# Spurs sign Keith Bogans



## HB (May 1, 2004)

Link



> Free-agent swingman Keith Bogans will sign a one-year contract with the San Antonio Spurs, sources confirmed Monday to FanHouse.
> 
> Bogans, a solid defensive player, is being looked at as an heir apparent to Bruce Bowen, who retired recently after being San Antonio's perimeter defensive stopper throughout much of the decade. The Spurs had been grooming Ime Udoka for that role, but they are electing not to bring him back as a free agent after he played two seasons with the team.
> 
> Bogans, who will sign a guaranteed deal worth the minimum of $1.03 million, last season averaged 6.0 points for Milwaukee.
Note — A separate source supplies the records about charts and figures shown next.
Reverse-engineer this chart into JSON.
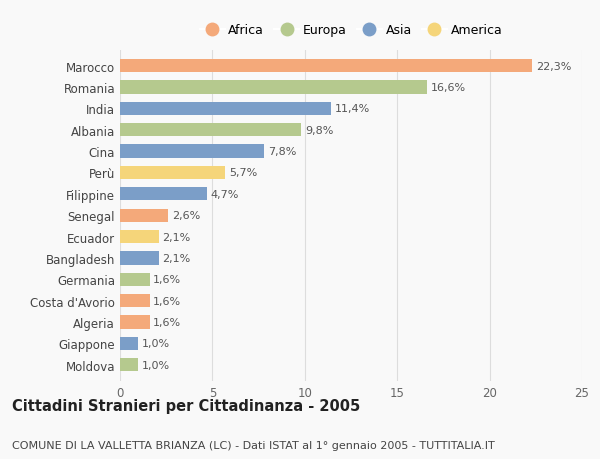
{
  "countries": [
    "Marocco",
    "Romania",
    "India",
    "Albania",
    "Cina",
    "Perù",
    "Filippine",
    "Senegal",
    "Ecuador",
    "Bangladesh",
    "Germania",
    "Costa d'Avorio",
    "Algeria",
    "Giappone",
    "Moldova"
  ],
  "values": [
    22.3,
    16.6,
    11.4,
    9.8,
    7.8,
    5.7,
    4.7,
    2.6,
    2.1,
    2.1,
    1.6,
    1.6,
    1.6,
    1.0,
    1.0
  ],
  "labels": [
    "22,3%",
    "16,6%",
    "11,4%",
    "9,8%",
    "7,8%",
    "5,7%",
    "4,7%",
    "2,6%",
    "2,1%",
    "2,1%",
    "1,6%",
    "1,6%",
    "1,6%",
    "1,0%",
    "1,0%"
  ],
  "continents": [
    "Africa",
    "Europa",
    "Asia",
    "Europa",
    "Asia",
    "America",
    "Asia",
    "Africa",
    "America",
    "Asia",
    "Europa",
    "Africa",
    "Africa",
    "Asia",
    "Europa"
  ],
  "continent_colors": {
    "Africa": "#F4A97A",
    "Europa": "#B5C98E",
    "Asia": "#7B9EC8",
    "America": "#F5D57A"
  },
  "legend_order": [
    "Africa",
    "Europa",
    "Asia",
    "America"
  ],
  "title": "Cittadini Stranieri per Cittadinanza - 2005",
  "subtitle": "COMUNE DI LA VALLETTA BRIANZA (LC) - Dati ISTAT al 1° gennaio 2005 - TUTTITALIA.IT",
  "xlim": [
    0,
    25
  ],
  "xticks": [
    0,
    5,
    10,
    15,
    20,
    25
  ],
  "background_color": "#f9f9f9",
  "grid_color": "#dddddd",
  "bar_height": 0.62,
  "title_fontsize": 10.5,
  "subtitle_fontsize": 8.0,
  "label_fontsize": 8.0,
  "tick_fontsize": 8.5,
  "legend_fontsize": 9.0
}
He has a 7.5 average over six seasons.


----------



## Chan Ho Nam (Jan 9, 2007)

anything's better than Bonner


----------



## Kidd (Jul 2, 2009)

Good shooter, good defender, great price.


----------



## roux (Jun 20, 2006)

I liked Bogans last year, cant think of a better guy to bring in garbage time... good signing


----------



## FreeMason Jr. (Jul 12, 2004)

Looks like Hairston might be going back to the Toros.


----------



## HB (May 1, 2004)

I didnt know Mcclinto was waived


----------



## c_dog (Sep 15, 2002)

they can still use some young bigman though. and not udonis haslem type but a legit 6'10 or taller guy. would have been awesome to get okafor.


----------



## BlueBaron (May 11, 2003)

Glad they got Bogans, he's pretty solid.


----------